Mibo Psychosocial Assessment Tool Independent Evaluation

Our Mibo Psychosocial Assessment Tool (PRMA) developed for rigour, balance, and accuracy…has been independently evaluated by the Griffith University RISE Research Centre and found to be a very high‑quality instrument, praised for its strong validity and reliability. Here’s the overview:

Evaluation of the Mibo Psychosocial Assessment Tool (PRMA) – Overview

The Reducing the Impact of Stress on Employees (RISE) Research Unit at Griffith University conducted a detailed evaluation of MIBO’s PsychosocialAssessment Tool(PRMA) in April 2025. The evaluation encompassed both the qualitative and quantitative (psychometric) aspects of the questionnaire, with the latter drawing on a dataset comprising the questionnaire responses of 598 workers. Major findings and conclusions from this evaluation are presented below:

Overview of the Questionnaire

The PRMA psychosocial assessment tool is a relatively short self-report instrument, requiring only 10 minutes to complete. It contains measures of a broad and contemporary range of variables relevant to workplace health, safety, and risk management. Questionnaire items are drawn from well-established sources and are organised into seven coherent sub-sections: psychosocial safety climate, work design, work environment, work relationships, work experiences, harmful behaviours, and negative outcomes. The questionnaire content has minimal overlap or redundancy. As such, it neatly complements other instruments frequently used in the risk management/occupational health safety fields including those that assess job satisfaction, work engagement, and physical and mental health outcomes.

Use of the Questionnaire

Completion of this psychosocial assessment tool takes approximately 10 minutes. The layout of both questionnaire versions is clear. Font size is large enough for all/most people who have restricted vision. Consistent and effective use is made of bold, italicised, and underlined typeface. Pre-programming enables questions that are irrelevant to particular groups of respondents to be skipped. The reading level of the PRMA is suitable for use with the general community/workforce. Question wording is clear, short, simple, specific, unambiguous, and appropriately-‘concrete’. Where relevant, questions specify the exact target, context, and time-frame to use when answering. Definitions and instructions are also worded using simple and succinct language. Questions are designed to be minimally affected by response biases, memory lapses, and deliberate dishonesty. Common flaws in questionnaire construction (e.g., use of ambiguous terms, technical jargon, double-barrelled questions, double negatives) are avoided. As a consequence, respondents readily understand what they are being asked and how they should respond.

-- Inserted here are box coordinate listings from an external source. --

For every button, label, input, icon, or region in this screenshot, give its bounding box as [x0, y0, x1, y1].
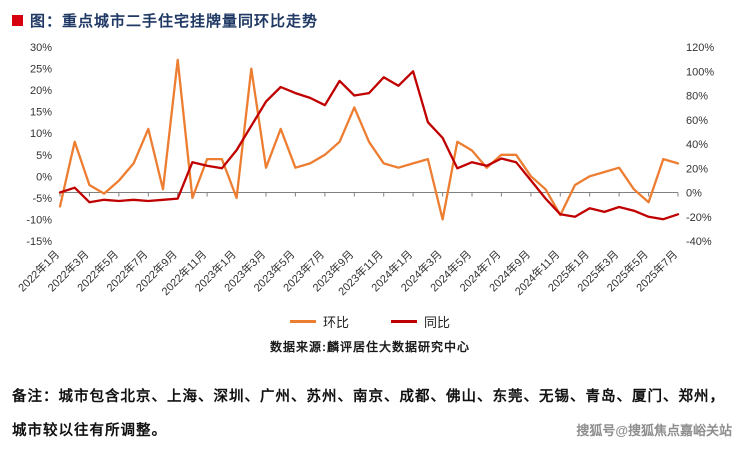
svg-text:0%: 0%: [686, 188, 702, 200]
footnote: 备注：城市包含北京、上海、深圳、广州、苏州、南京、成都、佛山、东莞、无锡、青岛、…: [12, 380, 732, 448]
watermark-text: 搜狐号@搜狐焦点嘉峪关站: [576, 423, 732, 438]
svg-text:0%: 0%: [36, 171, 52, 183]
chart-legend: 环比 同比: [0, 312, 740, 331]
page: 图：重点城市二手住宅挂牌量同环比走势 30% 25% 20% 15% 10% 5% 0% -5…: [0, 0, 740, 439]
svg-text:100%: 100%: [686, 66, 714, 78]
yoy-line-swatch: [391, 320, 417, 323]
legend-label-yoy: 同比: [424, 315, 451, 330]
svg-text:60%: 60%: [686, 115, 708, 127]
svg-text:120%: 120%: [686, 42, 714, 54]
mom-line-swatch: [289, 320, 316, 323]
svg-text:30%: 30%: [30, 42, 52, 54]
chart-title: 图：重点城市二手住宅挂牌量同环比走势: [30, 13, 319, 30]
svg-text:-40%: -40%: [686, 236, 712, 248]
footnote-line-1: 备注：城市包含北京、上海、深圳、广州、苏州、南京、成都、佛山、东莞、无锡、青岛、…: [12, 389, 725, 405]
svg-text:-15%: -15%: [26, 236, 52, 248]
svg-text:80%: 80%: [686, 91, 708, 103]
svg-text:20%: 20%: [686, 163, 708, 175]
legend-label-mom: 环比: [322, 315, 349, 330]
svg-text:5%: 5%: [36, 150, 52, 162]
svg-text:-10%: -10%: [26, 214, 52, 226]
line-chart: 30% 25% 20% 15% 10% 5% 0% -5% -10% -15% 120% 100% 80…: [0, 33, 740, 318]
svg-text:15%: 15%: [30, 107, 52, 119]
svg-text:40%: 40%: [686, 139, 708, 151]
title-bullet-icon: [12, 15, 23, 26]
svg-text:-20%: -20%: [686, 212, 712, 224]
data-source-label: 数据来源:麟评居住大数据研究中心: [270, 340, 470, 354]
svg-text:10%: 10%: [30, 128, 52, 140]
svg-text:25%: 25%: [30, 64, 52, 76]
svg-text:20%: 20%: [30, 85, 52, 97]
svg-text:-5%: -5%: [32, 193, 52, 205]
legend-item-mom: 环比: [289, 312, 349, 331]
footnote-line-2: 城市较以往有所调整。: [12, 423, 167, 439]
chart-title-row: 图：重点城市二手住宅挂牌量同环比走势: [0, 0, 740, 31]
legend-item-yoy: 同比: [391, 312, 450, 331]
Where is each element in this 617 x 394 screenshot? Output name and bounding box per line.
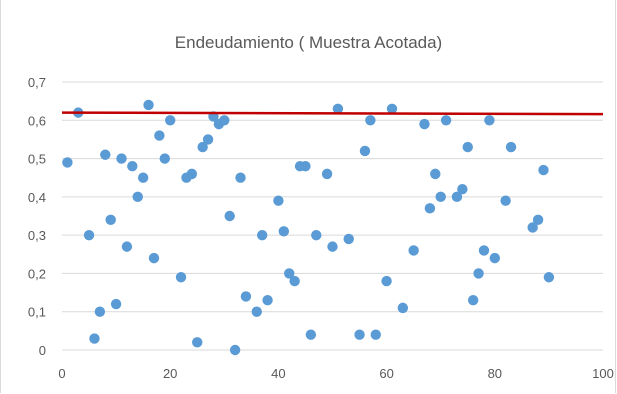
data-point bbox=[197, 141, 208, 153]
data-point bbox=[273, 195, 284, 206]
y-tick-label: 0,7 bbox=[28, 75, 46, 90]
data-point bbox=[424, 203, 436, 214]
x-tick-label: 60 bbox=[379, 366, 393, 381]
data-point bbox=[94, 306, 106, 317]
data-point bbox=[192, 337, 203, 348]
data-point bbox=[532, 214, 544, 226]
data-point bbox=[365, 115, 376, 126]
x-tick-label: 20 bbox=[163, 366, 177, 381]
data-point bbox=[484, 115, 495, 126]
data-point bbox=[435, 191, 446, 203]
data-point bbox=[105, 214, 116, 226]
x-axis-ticks: 0 20 40 60 80 100 bbox=[58, 366, 613, 381]
data-points bbox=[62, 99, 555, 356]
data-point bbox=[321, 168, 333, 180]
data-point bbox=[235, 172, 246, 183]
y-tick-label: 0,6 bbox=[28, 113, 46, 128]
data-point bbox=[278, 226, 290, 237]
data-point bbox=[224, 210, 235, 222]
reference-line bbox=[61, 111, 604, 116]
gridlines bbox=[62, 81, 603, 351]
y-tick-label: 0,3 bbox=[28, 228, 46, 243]
y-tick-label: 0 bbox=[39, 343, 46, 358]
data-point bbox=[159, 153, 170, 164]
data-point bbox=[240, 291, 252, 302]
data-point bbox=[462, 141, 473, 153]
data-point bbox=[332, 103, 344, 115]
data-point bbox=[440, 115, 452, 126]
data-point bbox=[289, 275, 300, 287]
data-point bbox=[451, 191, 463, 203]
data-point bbox=[143, 99, 154, 111]
data-point bbox=[62, 157, 73, 168]
data-point bbox=[251, 306, 262, 317]
data-point bbox=[165, 115, 176, 126]
y-axis-ticks: 0 0,1 0,2 0,3 0,4 0,5 0,6 0,7 bbox=[28, 75, 46, 358]
data-point bbox=[397, 302, 409, 314]
data-point bbox=[370, 329, 381, 340]
data-point bbox=[148, 252, 160, 264]
data-point bbox=[300, 161, 311, 172]
data-point bbox=[89, 333, 100, 344]
y-tick-label: 0,1 bbox=[28, 305, 46, 320]
data-point bbox=[110, 298, 122, 310]
data-point bbox=[284, 268, 295, 279]
y-tick-label: 0,4 bbox=[28, 190, 46, 205]
reference-line-group bbox=[61, 111, 604, 116]
x-tick-label: 100 bbox=[592, 366, 614, 381]
data-point bbox=[262, 295, 273, 306]
x-tick-label: 0 bbox=[58, 366, 65, 381]
x-tick-label: 80 bbox=[488, 366, 502, 381]
data-point bbox=[457, 184, 468, 195]
y-tick-label: 0,2 bbox=[28, 266, 46, 281]
data-point bbox=[116, 153, 127, 164]
data-point bbox=[256, 229, 268, 241]
y-tick-label: 0,5 bbox=[28, 152, 46, 167]
data-point bbox=[538, 164, 549, 176]
data-point bbox=[381, 275, 392, 287]
data-point bbox=[408, 245, 419, 256]
data-point bbox=[489, 252, 500, 264]
data-point bbox=[83, 229, 95, 241]
data-point bbox=[186, 168, 198, 180]
chart-title: Endeudamiento ( Muestra Acotada) bbox=[174, 33, 443, 52]
data-point bbox=[473, 268, 484, 279]
data-point bbox=[527, 222, 538, 233]
data-point bbox=[543, 272, 555, 283]
data-point bbox=[219, 115, 230, 126]
data-point bbox=[354, 329, 365, 340]
data-point bbox=[343, 233, 354, 245]
data-point bbox=[127, 161, 138, 172]
data-point bbox=[505, 141, 517, 153]
data-point bbox=[419, 118, 430, 130]
data-point bbox=[467, 295, 479, 306]
data-point bbox=[100, 149, 111, 160]
data-point bbox=[121, 241, 133, 252]
data-point bbox=[305, 329, 317, 340]
data-point bbox=[229, 344, 241, 356]
data-point bbox=[175, 272, 187, 283]
x-tick-label: 40 bbox=[271, 366, 285, 381]
data-point bbox=[154, 130, 165, 141]
data-point bbox=[327, 241, 338, 252]
data-point bbox=[311, 229, 322, 241]
data-point bbox=[137, 172, 149, 183]
data-point bbox=[430, 168, 441, 180]
data-point bbox=[386, 103, 398, 115]
data-point bbox=[132, 191, 143, 203]
data-point bbox=[202, 134, 214, 145]
data-point bbox=[478, 245, 490, 256]
data-point bbox=[359, 145, 371, 157]
data-point bbox=[500, 195, 511, 206]
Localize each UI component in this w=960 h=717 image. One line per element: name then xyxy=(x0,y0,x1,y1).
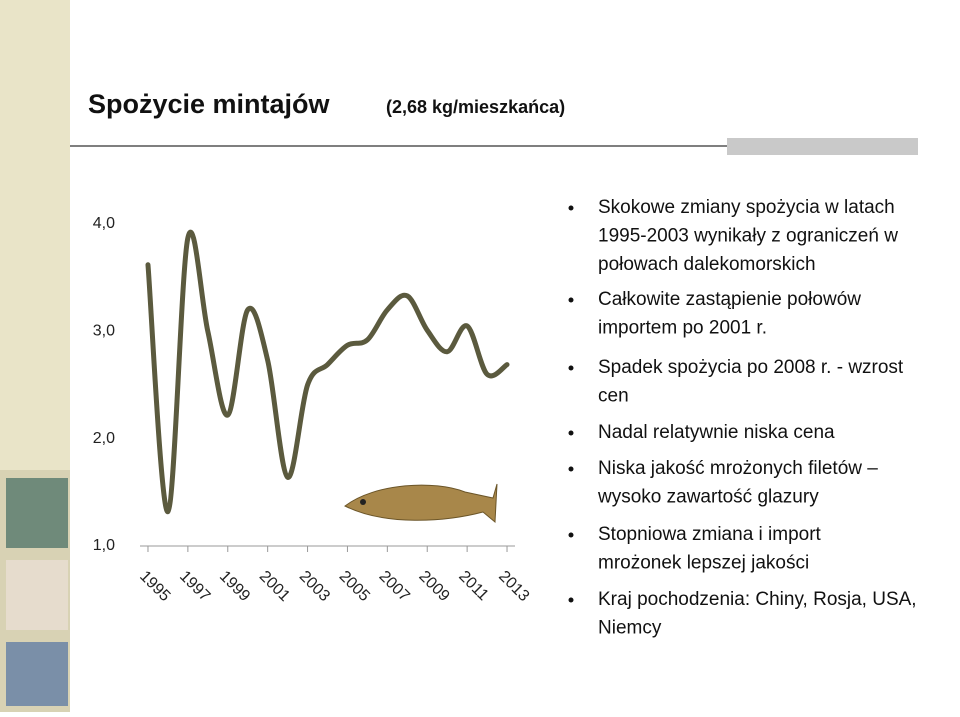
bullet-list: Skokowe zmiany spożycia w latach 1995-200… xyxy=(568,197,917,639)
slide-title: Spożycie mintajów xyxy=(88,89,331,119)
bullet-text: cen xyxy=(598,386,629,407)
bullet-text: Kraj pochodzenia: Chiny, Rosja, USA, xyxy=(598,589,917,610)
data-line xyxy=(145,229,510,515)
bullet-text: 1995-2003 wynikały z ograniczeń w xyxy=(598,226,898,247)
fish-body xyxy=(344,483,498,524)
bullet-dot xyxy=(568,365,574,371)
y-tick-label: 1,0 xyxy=(93,537,115,554)
slide-subtitle: (2,68 kg/mieszkańca) xyxy=(386,97,565,117)
bullet-text: Spadek spożycia po 2008 r. - wzrost xyxy=(598,357,904,378)
bullet-text: wysoko zawartość glazury xyxy=(597,487,819,508)
fish-eye xyxy=(360,499,366,505)
bullet-text: Skokowe zmiany spożycia w latach xyxy=(598,197,895,218)
bullet-dot xyxy=(568,597,574,603)
bullet-dot xyxy=(568,430,574,436)
photo-fillets xyxy=(6,560,68,630)
bullet-text: importem po 2001 r. xyxy=(598,318,767,339)
bullet-dot xyxy=(568,532,574,538)
bullet-dot xyxy=(568,466,574,472)
bullet-text: połowach dalekomorskich xyxy=(598,254,816,275)
bullet-text: Nadal relatywnie niska cena xyxy=(598,422,835,443)
bullet-text: Stopniowa zmiana i import xyxy=(598,524,822,545)
title-accent xyxy=(727,138,918,155)
bullet-dot xyxy=(568,205,574,211)
bullet-text: Niemcy xyxy=(598,618,662,639)
bullet-dot xyxy=(568,297,574,303)
y-tick-label: 2,0 xyxy=(93,430,115,447)
y-tick-label: 3,0 xyxy=(93,323,115,340)
y-tick-label: 4,0 xyxy=(93,215,115,232)
bullet-text: Niska jakość mrożonych filetów – xyxy=(598,458,878,479)
bullet-text: mrożonek lepszej jakości xyxy=(598,553,809,574)
photo-boats xyxy=(6,478,68,548)
photo-port xyxy=(6,642,68,706)
bullet-text: Całkowite zastąpienie połowów xyxy=(598,289,861,310)
fish xyxy=(344,483,498,524)
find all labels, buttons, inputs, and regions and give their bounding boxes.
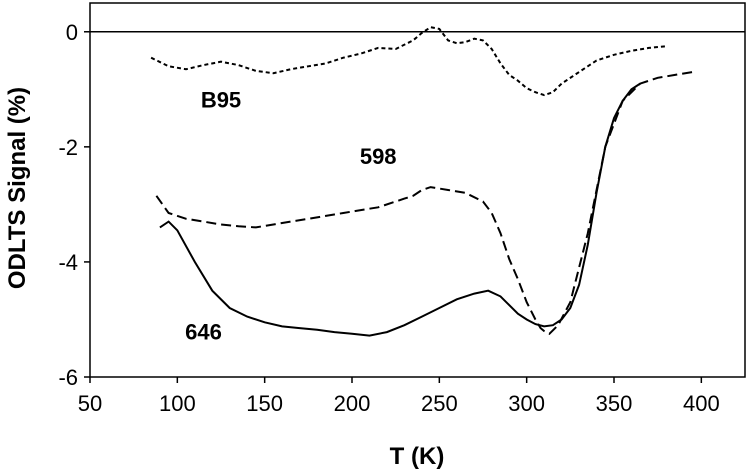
series-label-646: 646	[185, 320, 222, 345]
x-tick-label: 400	[683, 391, 720, 416]
x-tick-label: 350	[596, 391, 633, 416]
y-axis-title: ODLTS Signal (%)	[4, 87, 31, 289]
series-line-598	[155, 71, 693, 336]
annotation-group: B95 598 646	[185, 88, 396, 345]
x-tick-label: 100	[159, 391, 196, 416]
x-tick-label: 200	[334, 391, 371, 416]
series-line-B95	[150, 26, 667, 97]
x-tick-label: 250	[421, 391, 458, 416]
y-tick-label: 0	[66, 20, 78, 45]
x-axis-title: T (K)	[390, 443, 445, 470]
x-tick-labels: 50 100 150 200 250 300 350 400	[78, 391, 720, 416]
x-tick-label: 150	[246, 391, 283, 416]
series-label-B95: B95	[201, 88, 241, 113]
plot-frame	[89, 2, 746, 378]
series-label-598: 598	[360, 144, 397, 169]
y-tick-label: -6	[58, 365, 78, 390]
tick-marks	[84, 31, 703, 383]
y-tick-label: -4	[58, 250, 78, 275]
y-tick-labels: 0 -2 -4 -6	[58, 20, 78, 390]
x-tick-label: 300	[508, 391, 545, 416]
y-tick-label: -2	[58, 135, 78, 160]
x-tick-label: 50	[78, 391, 102, 416]
series-line-646	[159, 82, 641, 337]
series-group	[150, 26, 693, 337]
plot-area-border	[89, 2, 746, 378]
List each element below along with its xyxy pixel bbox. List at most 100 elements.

Throughout the PRMA psychosocial assessment tool, questions are presented in a highly consistent manner, and are followed by a set of pre-determined (fixed, close-ended) response options. Where questions have the same set of responses, the options are labelled and ordered consistently. Together, these features reduce the burden on respondents, enable quick responding, encourage higher completion rates, and facilitate efficient (quantitative) data analysis.

The PRMA is designed and implemented in a manner consistent with the highest ethical standards. For example, participants respond anonymously or confidentially, and are informed that their responses will be securely stored and that their company would receive group averages only. Most questions are non-threatening and inoffensive; thus, they are unlikely to shock or embarrass. Most highly sensitive topics are avoided, or else, in the case of questions pertaining to harmful workplace behaviours, participants are given the option of not answering. Respondents who report exposure to harmful behaviour are given details of support services they can access if needed.

Reliability and Validity

The RISE evaluation included the computation of descriptive statistics, correlations, regression analyses, and both exploratory and confirmatory factor analyses. Together, the statistical analyses generated substantial evidence as to the reliability (internal consistency) and validity of both the PRMA questions and more than 20 multi-item scales to be derived from it. Item and scale norms were established. Items/questions and scales were shown to relate with each other in ways that are consistent with common sense, with major theories, and with contemporary research. For example:

  • The construct (theoretical) validity of the PRMA psychosocial assessment tool is evidenced by patterns of inter-item and inter-scale correlations that match those proposed by major risk management and occupational health and safety theories. For example, consistent with theory and past research, PRMA measures of job stressors and job resources each uniquely predict a range of negative work outcomes. Such matches between theoretical propositions, research findings, and PRMA data provide strong evidence of the construct validity of the questionnaire.
  • The concurrent (empirical) validity of the PRMA is demonstrated by findings that measures of similar constructs are positively correlated (convergent validity) with each other, while measures of different constructs are negatively correlated (divergent validity). For example, measures of job stressors are positively correlated with harmful work behaviours, whereas measures of job resources are negatively correlated with these behaviours.

Conclusion

The major conclusion to be drawn from RISE’s evaluation is that the PRMA psychosocial assessment tool is a very high-quality survey instrument. Its strengths include its brevity, relevance, user-friendliness, reliability, validity, adherence to ethical guidelines, and practical applicability. This independent evaluation by Griffith University confirms that the PRMA represents a scientifically validated psychosocial assessment tool suitable for Australian workplace psychosocial risk management.